Sempre tive muito medo do Alzheimer – que chamávamos de caduquice – mas nunca me passou pela cabeça que aquela confusão que minha mãe fazia, poderia ser um sinal da doença. Achava que era mesmo gente demais na família. Muitos filhos, sobrinhos, tios, novos genros, novas noras, netos. Ela tinha toda razão de trocar os nomes, ainda mais numa família que tinha Nelson, Delson, Élcio e Celso.

Essa minha preocupação vem de muito tempo. Tanto é que, para não ir me esquecendo das coisas, desde o dia primeiro de janeiro de 1975, anoto todo dia alguma coisa que aconteceu na minha vida. Mesmo assim, de vez em quando pego esses escritos e me surpreendo. “Serginho veio jantar conosco”. Que Serginho será esse, eu me pergunto hoje, trinta anos depois de ter escrito.

Esses inúmeros cadernos de anotações viraram material de trabalho. Há algumas semanas, quando escrevi aqui sobre as deliciosas coxinhas que Dona Elvira fazia, se não tivesse anotado um dia, não me lembraria de quase nada. Do seu marido que se chamava Ancelmo, da farinha que ela comprava no armazém de Chaim, daquele cheiro de Óleo Maria que se espalhava pelo bairro do Carmo, tampouco do seu avental todo sujo de ovo.

Quando passei dos sessenta e comecei a trocar alguns nomes, chamando Vera (minha irmã) de Sara (minha filha), Flora (minha neta) de Elisa (minha sobrinha), conversei sobre isso com o meu médico.
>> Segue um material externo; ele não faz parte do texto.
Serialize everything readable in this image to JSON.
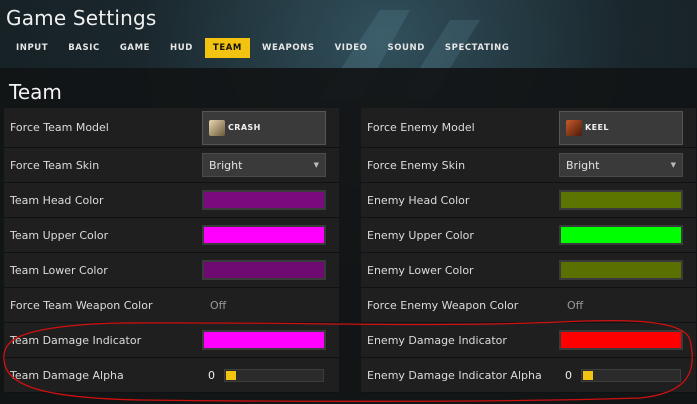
{
  "window": {
    "title": "Game Settings"
  },
  "tabs": [
    {
      "label": "INPUT",
      "active": false
    },
    {
      "label": "BASIC",
      "active": false
    },
    {
      "label": "GAME",
      "active": false
    },
    {
      "label": "HUD",
      "active": false
    },
    {
      "label": "TEAM",
      "active": true
    },
    {
      "label": "WEAPONS",
      "active": false
    },
    {
      "label": "VIDEO",
      "active": false
    },
    {
      "label": "SOUND",
      "active": false
    },
    {
      "label": "SPECTATING",
      "active": false
    }
  ],
  "section": {
    "title": "Team"
  },
  "team": {
    "model_label": "Force Team Model",
    "model_value": "CRASH",
    "skin_label": "Force Team Skin",
    "skin_value": "Bright",
    "head_label": "Team Head Color",
    "head_color": "#7a0a7e",
    "upper_label": "Team Upper Color",
    "upper_color": "#ff00ff",
    "lower_label": "Team Lower Color",
    "lower_color": "#6e0a72",
    "weapon_label": "Force Team Weapon Color",
    "weapon_value": "Off",
    "damage_label": "Team Damage Indicator",
    "damage_color": "#ff00ff",
    "alpha_label": "Team Damage Alpha",
    "alpha_value": "0",
    "alpha_fraction": 0
  },
  "enemy": {
    "model_label": "Force Enemy Model",
    "model_value": "KEEL",
    "skin_label": "Force Enemy Skin",
    "skin_value": "Bright",
    "head_label": "Enemy Head Color",
    "head_color": "#5c7400",
    "upper_label": "Enemy Upper Color",
    "upper_color": "#00ff00",
    "lower_label": "Enemy Lower Color",
    "lower_color": "#5a7000",
    "weapon_label": "Force Enemy Weapon Color",
    "weapon_value": "Off",
    "damage_label": "Enemy Damage Indicator",
    "damage_color": "#ff0000",
    "alpha_label": "Enemy Damage Indicator Alpha",
    "alpha_value": "0",
    "alpha_fraction": 0
  },
  "colors": {
    "accent": "#f2c411",
    "annotation": "#d01010"
  },
  "icons": {
    "select_chevron": "chevron-down-icon"
  }
}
Ele disse que era normal e ficou orgulhoso de saber que eu anoto há quase quarenta anos, todo dia, alguma coisa que aconteceu na minha vida.

Disse que é por isso que tenho uma memória boa, que não acho tão boa assim porque vivo perguntando pra minha mulher coisas do tipo:

– Como é mesmo o nome daquele ator que ficou em coma, internado no Rio de Janeiro vários dias, que quase morreu?

Se ela não me socorre com um… “Ney Latorraca”, estaria até agora fuçando no Google.

Como se já não bastasse esse amontoado de anotações que ocupam metade dos armários no meu escritório, o meu médico me aconselhou a anotar os sonhos.  Achei a ideia boa e fui em frente.

Preocupado em registrar o sonho toda manhã, nunca mais deixei de sonhar. Não passo um dia sequer sem sonhar. Hoje resolvi dar uma espiada nesses escritos e fiquei perplexo ao perceber que, pelo menos uma vez por semana, sonho com passarinhos. Se não tivesse anotado, nunca lembraria desses canarinhos belgas, pintassilgos e curiós que estão sempre presentes nos meus sonhos.

Se não tivesse esse arquivo implacável de acontecimentos e sonhos aqui ao meu redor, acho que não me lembraria de nada para contar pra vocês essa semana, aqui no site da Isto É.